Kyle Wachholtz

No. 7
- Positions: Quarterback; Tight end;

Personal information
- Born: May 17, 1972 (age 53) Norco, California, U.S.

Career information
- College: USC
- NFL draft: 1996: 7th round, 240th overall pick

Career history
- Green Bay Packers (1996–1998);

Awards and highlights
- Super Bowl champion (XXXI);

= Kyle Wachholtz =

American gridiron football player (born 1972)

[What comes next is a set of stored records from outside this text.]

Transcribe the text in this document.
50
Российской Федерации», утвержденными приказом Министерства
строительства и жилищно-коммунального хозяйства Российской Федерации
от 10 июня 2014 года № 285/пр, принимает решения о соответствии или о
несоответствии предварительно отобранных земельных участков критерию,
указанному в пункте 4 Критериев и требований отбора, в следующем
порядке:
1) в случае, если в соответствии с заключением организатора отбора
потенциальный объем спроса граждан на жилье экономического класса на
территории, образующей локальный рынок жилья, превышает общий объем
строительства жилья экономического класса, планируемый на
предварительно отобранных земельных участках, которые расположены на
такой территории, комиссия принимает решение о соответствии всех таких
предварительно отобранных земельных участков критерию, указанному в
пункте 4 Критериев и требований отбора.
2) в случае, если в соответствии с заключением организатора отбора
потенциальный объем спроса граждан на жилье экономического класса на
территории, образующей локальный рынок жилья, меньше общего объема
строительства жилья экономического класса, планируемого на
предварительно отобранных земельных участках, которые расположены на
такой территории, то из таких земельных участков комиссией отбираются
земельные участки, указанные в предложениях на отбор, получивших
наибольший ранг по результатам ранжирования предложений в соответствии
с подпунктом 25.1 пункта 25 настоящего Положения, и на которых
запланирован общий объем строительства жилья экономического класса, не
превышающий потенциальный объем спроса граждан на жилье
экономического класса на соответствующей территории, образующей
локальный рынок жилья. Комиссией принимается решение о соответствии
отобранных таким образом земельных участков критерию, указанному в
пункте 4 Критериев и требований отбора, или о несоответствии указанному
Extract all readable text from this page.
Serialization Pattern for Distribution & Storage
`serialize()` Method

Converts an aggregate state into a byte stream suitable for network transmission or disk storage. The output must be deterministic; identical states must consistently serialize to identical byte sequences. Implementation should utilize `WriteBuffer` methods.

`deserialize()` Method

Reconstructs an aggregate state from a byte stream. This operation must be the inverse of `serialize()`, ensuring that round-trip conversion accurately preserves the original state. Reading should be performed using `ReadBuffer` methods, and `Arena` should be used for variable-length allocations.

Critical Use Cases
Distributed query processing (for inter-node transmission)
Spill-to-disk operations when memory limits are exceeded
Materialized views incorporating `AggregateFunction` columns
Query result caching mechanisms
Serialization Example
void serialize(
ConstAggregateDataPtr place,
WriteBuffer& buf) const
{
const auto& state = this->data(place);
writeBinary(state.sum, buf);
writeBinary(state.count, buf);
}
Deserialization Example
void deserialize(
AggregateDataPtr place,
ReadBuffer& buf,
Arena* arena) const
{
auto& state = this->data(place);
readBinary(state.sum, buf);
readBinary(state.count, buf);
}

Kyle Wachholtz (born May 17, 1972) is an American former professional football player who was a quarterback and tight end. He was selected by the Green Bay Packers in the seventh round of the 1996 NFL draft. Wachholtz won Super Bowl XXXI with the Packers. He played college football for the USC Trojans.

== College career ==
Attending USC, Wachholtz recorded 13 career touchdown passes against 4 interceptions, he had a college QBR of 139.2. After being academically ineligible to play at points of his career, Wachholtz split time with Brad Otton as a senior. Wachholtz was the more physical quarterback of the two. However, Wachholtz did not play a single snap in the 1996 Rose Bowl.

== Professional career ==
Wachholtz was selected by the Green Bay Packers in the 1996 NFL draft (seventh round, 240th overall). He was cut by the Packers in 1996 final cuts. On the practice squad later that year, he was converted to a tight end by the Packers. He was promoted to the active roster for Super Bowl XXXI. After a back injury while playing on the practice squad in 1997, he was cut by the Packers in mid-1998. He then tried to play with the Barcelona Dragons of NFL Europe, but failed his physical.

== Post-career life ==
Wachholtz re-enrolled at USC after ending his playing career. Since then, he has had a variety of jobs, most notably in online mortgaging.